Seventeen-employee Cape, which claims to have two major clients and “half a dozen” in the pipeline, isn’t the first to advance a privacy-preserving data science approach. Companies including Enveil, Cosmian, Duality Technologies, and Intel are investigating homomorphic encryption, a form of cryptography that enables computation on file contents encrypted using an algorithm so that the generated encrypted result exactly matches the result of operations that would’ve been performed on unencrypted file.
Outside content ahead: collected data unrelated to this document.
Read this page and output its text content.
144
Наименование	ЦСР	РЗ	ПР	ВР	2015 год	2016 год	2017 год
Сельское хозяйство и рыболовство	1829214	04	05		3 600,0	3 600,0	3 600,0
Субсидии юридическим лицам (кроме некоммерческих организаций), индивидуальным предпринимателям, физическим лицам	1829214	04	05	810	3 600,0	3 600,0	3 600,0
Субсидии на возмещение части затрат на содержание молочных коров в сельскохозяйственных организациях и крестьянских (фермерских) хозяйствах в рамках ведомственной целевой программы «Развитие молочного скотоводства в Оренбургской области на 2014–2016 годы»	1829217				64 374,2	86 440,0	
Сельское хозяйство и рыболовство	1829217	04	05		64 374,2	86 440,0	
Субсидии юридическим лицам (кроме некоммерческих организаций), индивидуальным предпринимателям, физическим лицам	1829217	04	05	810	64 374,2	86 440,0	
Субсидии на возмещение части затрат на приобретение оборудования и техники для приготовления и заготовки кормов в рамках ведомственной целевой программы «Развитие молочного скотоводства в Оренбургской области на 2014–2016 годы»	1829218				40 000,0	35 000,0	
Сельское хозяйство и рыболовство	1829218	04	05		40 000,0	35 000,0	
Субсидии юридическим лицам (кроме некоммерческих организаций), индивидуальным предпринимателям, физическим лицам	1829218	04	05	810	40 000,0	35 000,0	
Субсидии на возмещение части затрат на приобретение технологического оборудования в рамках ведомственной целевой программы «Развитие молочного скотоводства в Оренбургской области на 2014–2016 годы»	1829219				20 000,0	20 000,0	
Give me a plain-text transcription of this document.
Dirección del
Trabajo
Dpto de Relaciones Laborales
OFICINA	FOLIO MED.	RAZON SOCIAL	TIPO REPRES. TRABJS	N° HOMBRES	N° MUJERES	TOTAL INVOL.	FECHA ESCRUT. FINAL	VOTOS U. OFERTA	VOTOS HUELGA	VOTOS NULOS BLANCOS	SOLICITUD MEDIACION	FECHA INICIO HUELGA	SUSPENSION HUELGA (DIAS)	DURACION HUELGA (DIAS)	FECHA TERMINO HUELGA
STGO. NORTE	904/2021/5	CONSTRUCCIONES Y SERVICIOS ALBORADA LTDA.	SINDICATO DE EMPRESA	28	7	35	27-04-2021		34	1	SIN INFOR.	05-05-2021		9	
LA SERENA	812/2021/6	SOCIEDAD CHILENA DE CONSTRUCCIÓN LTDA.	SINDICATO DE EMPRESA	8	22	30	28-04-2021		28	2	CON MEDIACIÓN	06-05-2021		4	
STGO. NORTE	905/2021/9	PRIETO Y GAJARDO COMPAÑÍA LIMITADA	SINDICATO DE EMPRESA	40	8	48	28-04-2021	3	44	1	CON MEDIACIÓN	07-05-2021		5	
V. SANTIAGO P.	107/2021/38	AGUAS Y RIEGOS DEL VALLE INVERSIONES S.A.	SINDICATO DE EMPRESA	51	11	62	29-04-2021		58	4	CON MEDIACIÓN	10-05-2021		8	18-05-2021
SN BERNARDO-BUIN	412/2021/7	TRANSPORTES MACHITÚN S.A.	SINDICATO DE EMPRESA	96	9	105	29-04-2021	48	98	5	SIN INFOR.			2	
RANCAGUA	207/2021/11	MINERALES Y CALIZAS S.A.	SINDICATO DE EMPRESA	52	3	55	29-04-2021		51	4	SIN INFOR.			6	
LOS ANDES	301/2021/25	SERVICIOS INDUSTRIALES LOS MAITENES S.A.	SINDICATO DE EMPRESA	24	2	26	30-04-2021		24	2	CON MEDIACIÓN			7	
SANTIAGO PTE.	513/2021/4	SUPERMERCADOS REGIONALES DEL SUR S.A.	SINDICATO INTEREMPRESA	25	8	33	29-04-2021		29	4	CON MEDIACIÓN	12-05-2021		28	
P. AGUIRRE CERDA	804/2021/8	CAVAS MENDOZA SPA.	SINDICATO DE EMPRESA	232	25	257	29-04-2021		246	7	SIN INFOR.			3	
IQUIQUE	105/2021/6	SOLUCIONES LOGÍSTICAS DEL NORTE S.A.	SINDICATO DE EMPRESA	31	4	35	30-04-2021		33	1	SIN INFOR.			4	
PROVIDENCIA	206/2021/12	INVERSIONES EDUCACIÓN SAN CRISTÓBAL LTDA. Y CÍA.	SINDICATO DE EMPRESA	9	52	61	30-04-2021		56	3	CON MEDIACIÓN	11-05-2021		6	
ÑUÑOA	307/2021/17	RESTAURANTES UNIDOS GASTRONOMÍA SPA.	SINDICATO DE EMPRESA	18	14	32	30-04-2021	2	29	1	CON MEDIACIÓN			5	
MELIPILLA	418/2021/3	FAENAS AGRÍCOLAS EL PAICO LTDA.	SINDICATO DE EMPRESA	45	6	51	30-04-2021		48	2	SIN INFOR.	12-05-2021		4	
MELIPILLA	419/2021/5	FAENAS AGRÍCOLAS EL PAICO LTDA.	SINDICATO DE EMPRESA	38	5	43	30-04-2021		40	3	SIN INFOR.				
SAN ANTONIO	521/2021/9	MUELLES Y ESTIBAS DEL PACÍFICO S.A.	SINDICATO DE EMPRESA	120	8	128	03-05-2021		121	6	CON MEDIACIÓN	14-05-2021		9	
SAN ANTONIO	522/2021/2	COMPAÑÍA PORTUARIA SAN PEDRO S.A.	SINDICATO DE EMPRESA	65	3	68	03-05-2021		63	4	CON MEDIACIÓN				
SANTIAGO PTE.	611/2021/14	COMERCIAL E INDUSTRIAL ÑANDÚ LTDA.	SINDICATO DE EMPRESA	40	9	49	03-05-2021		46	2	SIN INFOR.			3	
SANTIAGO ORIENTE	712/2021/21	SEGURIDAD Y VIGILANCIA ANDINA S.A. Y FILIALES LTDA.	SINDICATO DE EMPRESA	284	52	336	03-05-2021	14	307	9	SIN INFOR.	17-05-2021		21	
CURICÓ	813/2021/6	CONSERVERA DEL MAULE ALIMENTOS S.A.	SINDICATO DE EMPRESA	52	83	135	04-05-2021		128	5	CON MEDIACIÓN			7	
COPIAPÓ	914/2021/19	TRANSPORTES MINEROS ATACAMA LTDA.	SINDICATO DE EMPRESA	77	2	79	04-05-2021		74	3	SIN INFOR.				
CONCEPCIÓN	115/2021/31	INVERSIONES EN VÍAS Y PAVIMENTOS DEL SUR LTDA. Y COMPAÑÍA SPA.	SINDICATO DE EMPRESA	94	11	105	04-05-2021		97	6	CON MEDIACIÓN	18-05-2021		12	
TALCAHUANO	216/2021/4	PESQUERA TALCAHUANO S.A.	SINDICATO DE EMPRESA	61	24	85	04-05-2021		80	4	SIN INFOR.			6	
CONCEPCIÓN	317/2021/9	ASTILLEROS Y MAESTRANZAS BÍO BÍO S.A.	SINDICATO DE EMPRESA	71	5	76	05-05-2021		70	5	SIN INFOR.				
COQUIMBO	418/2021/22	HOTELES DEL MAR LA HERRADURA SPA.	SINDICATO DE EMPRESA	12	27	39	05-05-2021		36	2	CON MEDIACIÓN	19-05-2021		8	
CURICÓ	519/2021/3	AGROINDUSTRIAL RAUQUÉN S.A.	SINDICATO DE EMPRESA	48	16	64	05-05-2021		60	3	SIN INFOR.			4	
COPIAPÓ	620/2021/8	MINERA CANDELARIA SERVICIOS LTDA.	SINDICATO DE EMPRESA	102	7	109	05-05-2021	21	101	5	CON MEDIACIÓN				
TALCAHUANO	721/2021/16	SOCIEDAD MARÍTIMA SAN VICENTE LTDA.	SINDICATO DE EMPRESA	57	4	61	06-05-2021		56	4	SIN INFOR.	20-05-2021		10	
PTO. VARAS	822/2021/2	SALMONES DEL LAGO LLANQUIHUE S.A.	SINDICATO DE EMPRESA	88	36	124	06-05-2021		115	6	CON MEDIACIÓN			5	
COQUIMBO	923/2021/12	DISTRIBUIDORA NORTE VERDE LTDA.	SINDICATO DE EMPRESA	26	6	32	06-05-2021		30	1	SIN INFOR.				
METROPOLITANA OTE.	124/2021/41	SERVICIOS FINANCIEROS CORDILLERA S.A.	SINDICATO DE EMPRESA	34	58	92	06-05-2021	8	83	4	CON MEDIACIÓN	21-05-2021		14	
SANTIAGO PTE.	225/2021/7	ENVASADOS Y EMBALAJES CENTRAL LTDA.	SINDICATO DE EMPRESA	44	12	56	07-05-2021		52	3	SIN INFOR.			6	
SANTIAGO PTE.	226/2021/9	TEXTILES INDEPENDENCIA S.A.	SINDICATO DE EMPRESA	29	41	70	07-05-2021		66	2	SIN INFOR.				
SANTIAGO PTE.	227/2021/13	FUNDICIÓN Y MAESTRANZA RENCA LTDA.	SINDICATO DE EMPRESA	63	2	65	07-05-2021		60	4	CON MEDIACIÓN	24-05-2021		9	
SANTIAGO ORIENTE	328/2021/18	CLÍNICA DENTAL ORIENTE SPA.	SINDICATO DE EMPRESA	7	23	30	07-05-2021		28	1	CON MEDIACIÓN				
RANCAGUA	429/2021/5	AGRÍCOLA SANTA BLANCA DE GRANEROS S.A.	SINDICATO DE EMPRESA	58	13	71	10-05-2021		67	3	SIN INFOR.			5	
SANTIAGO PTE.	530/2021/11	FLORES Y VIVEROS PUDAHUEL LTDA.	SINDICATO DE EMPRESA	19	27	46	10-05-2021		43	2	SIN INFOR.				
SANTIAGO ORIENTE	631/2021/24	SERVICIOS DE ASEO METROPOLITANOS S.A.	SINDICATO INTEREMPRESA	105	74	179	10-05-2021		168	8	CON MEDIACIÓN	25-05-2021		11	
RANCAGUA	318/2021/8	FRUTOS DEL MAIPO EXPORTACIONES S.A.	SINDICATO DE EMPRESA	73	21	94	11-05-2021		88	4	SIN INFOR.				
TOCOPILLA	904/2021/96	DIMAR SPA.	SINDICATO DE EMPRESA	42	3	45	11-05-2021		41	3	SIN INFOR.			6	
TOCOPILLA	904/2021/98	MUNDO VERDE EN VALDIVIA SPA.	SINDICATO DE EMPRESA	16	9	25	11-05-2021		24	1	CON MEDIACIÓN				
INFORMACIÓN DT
Using homomorphic encryption, a “cryptonet” can perform computation on data and return the encrypted result back to a client, which can then use the encryption key to decrypt the returned data and get the actual result.
Homomorphic encryption libraries don’t yet fully leverage modern hardware and are at least an order of magnitude slower than conventional methods. That said, newer projects like the accelerated encryption library cuHE claim speedups of 12 to 50 times on various encrypted tasks over previous implementations. And HE-Transformer, a backend for nGraph (Intel’s neural network compiler), delivers leading performance on some cryptonets.
New investors Tiger Global Management, Ridgeline Partners, and Downling Lane participated in Cape Privacy’s series A together with existing investors Boldstart Ventures, Version One Ventures, Haystack, Radical Ventures, and Jevon MacDonald. Additional investment came from Coinbase cofounder and board member Fred Ehrsam, the Tokyo Black Fund, and Sand Hill East. To date, New York-based Cape Privacy has raised over $25 million.
“We are excited at reaching this company milestone,” Wijesinghe told VentureBeat via email. “Cape’s technology will be a defacto standard for privacy preserving machine learning. Building on our success in the financial services industry, we have already had great interest from Health and Life Sciences companies for potential drug discovery and genomics research use cases. In addition, there is clear demand for this technology for collaboration on machine learning model development across government agencies for counter-terrorism programs.”